LE: You’ve served as a sideman to James Brown, Parliament/Funkadelic, and Prince. You’ve worked with artists like Kenny Neal, Candy Dulfer, Ani DiFranco. Do you approach your playing any differently when you are not the leader of the group, as opposed to when you’re the leader?

MP: No. I just dig down within my soul and within myself to try to come up with something funky. I always try anyway. People say, wouldn’t it be nice to have that guy that worked with James Brown come up with something (for a track). They’ve come up with something that reminds them of, or sounds like, something James Brown would do or something funky in the same kind of vein, and my name comes up. So I figure that’s what they want, something I would do if I’m working with him. It’s very easy and natural for me. I just realize that the funky style is natural for me, just as some guys can pitch a baseball, or hit a baseball, throw a football. It’s just something natural I could do from birth I guess.

LE: How did this current appearance with Christian McBride come about?

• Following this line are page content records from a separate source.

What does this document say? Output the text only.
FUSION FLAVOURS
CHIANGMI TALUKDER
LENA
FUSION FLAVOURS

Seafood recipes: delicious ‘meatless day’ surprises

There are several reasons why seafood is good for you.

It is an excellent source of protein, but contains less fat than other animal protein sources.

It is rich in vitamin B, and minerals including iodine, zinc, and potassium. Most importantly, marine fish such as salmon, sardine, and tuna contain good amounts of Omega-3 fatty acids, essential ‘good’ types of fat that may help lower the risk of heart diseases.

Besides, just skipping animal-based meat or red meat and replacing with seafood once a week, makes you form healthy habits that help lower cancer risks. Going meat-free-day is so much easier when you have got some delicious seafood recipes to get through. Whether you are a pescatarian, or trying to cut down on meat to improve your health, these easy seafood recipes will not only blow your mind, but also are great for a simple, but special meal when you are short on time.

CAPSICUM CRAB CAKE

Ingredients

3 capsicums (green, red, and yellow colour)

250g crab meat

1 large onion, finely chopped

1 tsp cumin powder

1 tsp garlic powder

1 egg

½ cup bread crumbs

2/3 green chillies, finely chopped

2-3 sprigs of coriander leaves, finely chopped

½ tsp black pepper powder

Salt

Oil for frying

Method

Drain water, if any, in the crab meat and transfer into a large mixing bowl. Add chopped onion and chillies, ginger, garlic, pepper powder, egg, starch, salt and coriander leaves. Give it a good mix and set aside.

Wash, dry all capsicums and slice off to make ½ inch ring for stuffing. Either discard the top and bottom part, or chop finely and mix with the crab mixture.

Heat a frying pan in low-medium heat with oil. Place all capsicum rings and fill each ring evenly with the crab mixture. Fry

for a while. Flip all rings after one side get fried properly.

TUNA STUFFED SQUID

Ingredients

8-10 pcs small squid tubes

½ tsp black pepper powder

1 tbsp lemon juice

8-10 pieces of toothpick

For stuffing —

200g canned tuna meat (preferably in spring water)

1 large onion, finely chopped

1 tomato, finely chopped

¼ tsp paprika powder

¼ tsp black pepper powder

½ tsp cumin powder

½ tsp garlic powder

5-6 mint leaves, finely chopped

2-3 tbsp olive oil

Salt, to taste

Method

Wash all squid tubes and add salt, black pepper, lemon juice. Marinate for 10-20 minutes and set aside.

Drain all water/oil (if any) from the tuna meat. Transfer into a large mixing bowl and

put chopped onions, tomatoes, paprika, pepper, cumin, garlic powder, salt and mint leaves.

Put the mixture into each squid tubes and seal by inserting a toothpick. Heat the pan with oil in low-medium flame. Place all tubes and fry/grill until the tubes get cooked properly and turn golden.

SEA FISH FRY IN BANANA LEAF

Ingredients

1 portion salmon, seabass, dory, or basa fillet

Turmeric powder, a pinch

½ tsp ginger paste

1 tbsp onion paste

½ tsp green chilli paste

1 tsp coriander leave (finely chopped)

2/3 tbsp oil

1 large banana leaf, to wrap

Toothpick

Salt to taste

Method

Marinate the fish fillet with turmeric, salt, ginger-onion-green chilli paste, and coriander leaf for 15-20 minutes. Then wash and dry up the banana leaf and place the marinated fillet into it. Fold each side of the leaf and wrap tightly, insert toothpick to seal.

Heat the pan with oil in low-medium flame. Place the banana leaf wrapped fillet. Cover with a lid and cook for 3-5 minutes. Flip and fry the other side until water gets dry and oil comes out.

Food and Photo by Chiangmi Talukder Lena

MP: I don’t know, but I’m excited about it. We’ve worked together. We were on the same stage a while back, some festival, or something where we’ve collaborated. Either we’re on the same stage doing a couple of tunes together or he’s with a group and I’m with a group. These things happen in this business. You follow your schedule, your itinerary, and however it turns out, it’s fun, it’s okay. That’s what makes it exciting as you tour month after month, and year after year. You get to the point where you start looking forward to things like this where you cross-breed with other musicians.

LE: I believe you’re doing an appearance with the African tribute to James Brown.

MP: Well, there’s some stuff coming up, I think they call it, Still Black, Still Proud. I’m doing stuff like that too. [Ed note: Coming to the Ordway Theater in Saint Paul on November 22, 2011]

LE: We look forward to seeing you on Sunday, May 22nd.

MP: Thank you, and like we say all the time when I perform, on behalf of all of us, we love you.